By Robin Foster, Houston Chronicle | June 3, 2015
Quincy Allen won’t be resting on his laurels, and neither will transportation advocates who crowded into a recent meeting of the Transportation Advocacy Group of Houston to congratulate him on his new job as Houston District Engineer for the Texas Department of Transportation.
Among those attending the May 6 TAG Houston event were two predecessors in the post – Delvin Dennis, who retired in 2011, and Gary Trietsch, who retired in 2008 – along with the vice-chairman of the Texas Highway Commission, Jeff Moseley.
Trietsch, who now heads the Harris County Toll Road Authority, called the meeting’s attendance a tribute to the Houston District. Both he and Moseley said Allen, a sixth-generation Houstonian, is uniquely qualified to run the division.
“This truly is his (Allen’s) community. When you talk to him, you sense he has an intense pride in his hometown,” said Moseley.

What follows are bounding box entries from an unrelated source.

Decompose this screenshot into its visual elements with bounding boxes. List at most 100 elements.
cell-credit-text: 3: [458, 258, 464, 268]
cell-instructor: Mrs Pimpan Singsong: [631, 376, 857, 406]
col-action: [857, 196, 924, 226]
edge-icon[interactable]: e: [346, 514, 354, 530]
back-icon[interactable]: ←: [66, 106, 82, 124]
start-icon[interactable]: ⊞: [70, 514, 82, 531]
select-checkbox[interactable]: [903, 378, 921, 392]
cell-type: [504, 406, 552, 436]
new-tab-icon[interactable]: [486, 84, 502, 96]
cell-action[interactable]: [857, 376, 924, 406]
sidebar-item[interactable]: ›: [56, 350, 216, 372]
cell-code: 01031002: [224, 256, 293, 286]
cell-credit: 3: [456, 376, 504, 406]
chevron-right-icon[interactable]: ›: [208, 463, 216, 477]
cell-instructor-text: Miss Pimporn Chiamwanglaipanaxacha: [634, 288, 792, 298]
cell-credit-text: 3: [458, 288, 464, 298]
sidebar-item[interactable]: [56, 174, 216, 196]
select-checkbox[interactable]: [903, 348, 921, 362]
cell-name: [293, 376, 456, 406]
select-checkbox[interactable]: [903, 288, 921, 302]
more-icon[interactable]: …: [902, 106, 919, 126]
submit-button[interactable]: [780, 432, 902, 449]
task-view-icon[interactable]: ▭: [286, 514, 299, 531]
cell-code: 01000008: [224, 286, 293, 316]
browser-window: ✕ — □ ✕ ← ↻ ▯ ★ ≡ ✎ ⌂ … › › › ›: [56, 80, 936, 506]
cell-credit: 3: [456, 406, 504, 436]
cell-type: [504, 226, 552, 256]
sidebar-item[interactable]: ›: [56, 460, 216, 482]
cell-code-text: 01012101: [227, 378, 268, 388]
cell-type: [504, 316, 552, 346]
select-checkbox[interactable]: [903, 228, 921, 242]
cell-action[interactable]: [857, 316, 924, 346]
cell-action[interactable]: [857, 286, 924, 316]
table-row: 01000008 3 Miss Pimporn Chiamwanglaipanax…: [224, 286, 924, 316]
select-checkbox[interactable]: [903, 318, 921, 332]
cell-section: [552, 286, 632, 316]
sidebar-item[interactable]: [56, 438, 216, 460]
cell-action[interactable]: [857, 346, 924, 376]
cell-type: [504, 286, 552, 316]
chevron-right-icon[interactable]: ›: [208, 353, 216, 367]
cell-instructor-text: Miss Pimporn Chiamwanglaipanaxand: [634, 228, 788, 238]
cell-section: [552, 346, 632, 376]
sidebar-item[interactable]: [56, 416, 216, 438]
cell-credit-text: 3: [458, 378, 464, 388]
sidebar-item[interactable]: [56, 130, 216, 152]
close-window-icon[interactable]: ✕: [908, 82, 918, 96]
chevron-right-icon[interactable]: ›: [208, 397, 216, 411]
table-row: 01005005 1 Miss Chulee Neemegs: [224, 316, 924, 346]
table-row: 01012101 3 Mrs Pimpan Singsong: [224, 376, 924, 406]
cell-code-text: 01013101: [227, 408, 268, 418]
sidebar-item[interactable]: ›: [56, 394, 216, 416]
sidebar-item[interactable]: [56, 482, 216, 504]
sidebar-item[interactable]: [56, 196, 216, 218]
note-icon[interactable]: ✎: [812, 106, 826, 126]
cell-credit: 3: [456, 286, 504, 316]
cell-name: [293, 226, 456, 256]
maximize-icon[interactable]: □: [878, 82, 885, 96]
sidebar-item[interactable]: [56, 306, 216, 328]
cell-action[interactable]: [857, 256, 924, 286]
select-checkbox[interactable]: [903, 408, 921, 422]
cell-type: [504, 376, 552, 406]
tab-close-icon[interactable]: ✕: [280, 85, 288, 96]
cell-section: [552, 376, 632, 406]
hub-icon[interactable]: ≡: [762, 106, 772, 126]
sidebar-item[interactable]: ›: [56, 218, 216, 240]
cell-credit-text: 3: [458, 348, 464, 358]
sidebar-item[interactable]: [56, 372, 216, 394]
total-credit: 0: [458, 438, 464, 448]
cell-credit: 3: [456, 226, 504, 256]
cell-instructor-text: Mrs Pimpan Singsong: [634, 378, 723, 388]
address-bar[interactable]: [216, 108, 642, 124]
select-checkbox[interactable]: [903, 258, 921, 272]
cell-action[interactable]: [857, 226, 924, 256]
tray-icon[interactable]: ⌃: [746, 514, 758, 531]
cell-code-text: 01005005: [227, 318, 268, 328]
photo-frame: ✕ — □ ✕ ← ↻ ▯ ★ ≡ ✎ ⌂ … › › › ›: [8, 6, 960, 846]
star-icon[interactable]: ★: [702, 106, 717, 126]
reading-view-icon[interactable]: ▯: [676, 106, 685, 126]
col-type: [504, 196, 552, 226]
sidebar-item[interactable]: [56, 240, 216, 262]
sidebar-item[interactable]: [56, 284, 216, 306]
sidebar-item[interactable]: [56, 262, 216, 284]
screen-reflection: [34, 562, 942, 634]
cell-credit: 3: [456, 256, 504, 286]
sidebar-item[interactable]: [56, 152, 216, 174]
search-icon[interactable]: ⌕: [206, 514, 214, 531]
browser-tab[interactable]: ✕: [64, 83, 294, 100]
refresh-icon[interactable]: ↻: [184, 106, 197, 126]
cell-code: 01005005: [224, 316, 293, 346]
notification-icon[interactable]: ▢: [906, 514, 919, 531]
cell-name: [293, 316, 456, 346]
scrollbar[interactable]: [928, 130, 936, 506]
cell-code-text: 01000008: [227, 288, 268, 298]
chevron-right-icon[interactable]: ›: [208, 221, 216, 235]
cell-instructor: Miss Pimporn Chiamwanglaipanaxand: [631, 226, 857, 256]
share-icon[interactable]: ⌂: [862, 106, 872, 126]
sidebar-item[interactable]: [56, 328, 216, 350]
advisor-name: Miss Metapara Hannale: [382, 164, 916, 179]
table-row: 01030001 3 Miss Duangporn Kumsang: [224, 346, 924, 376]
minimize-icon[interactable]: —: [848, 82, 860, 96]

Allen has worked for TxDOT in Houston since 1985. He was an area engineer from 1997 to 2009, when he became the district’s director of maintenance. He was named deputy district engineer in 2012. The six-county district stands out for having the largest population, the largest number of registered vehicles and the most vehicle miles traveled.
With $1 billion being spent on U.S. 290 and plans recently announced to re-route Interstate 45 through downtown Houston, Allen said he is relying a strong team of 1,025 TxDOT employees, “some of the most awesome talent there is,” to keep the division moving forward.
Allen said drivers need to put down the phone and obey posted speed limits. Of 3,000 traffic fatalities expected this year, 500 will in the Houston District and 80 percent of those will occur on the TxDOT system, he said.
“At TxDOT, we’re not going to rest. We’re pushing this number toward zero, and we’ve 3,000 to go,” Allen said.
Allen acknowledged TAG Houston’s effort to advocate for more transportation dollars and said he has his “fingers crossed” that the Texas Legislature will appropriate the funds needed to maintain the state highway system.
TAG members are hoping their work could reap dividends later this year. At the May 6 breakfast, TAG Executive Director Andrea French announced that a conference committee had just been named to work out a compromise between plans by the House and Senate on a long-term source of funding for transportation. The Senate sought to dedicate about $2.5 billion from vehicle sales taxes to the state transportation fund. The House supports using $3 billion from general sales tax revenue. Either would require support of a constitutional amendment in the fall.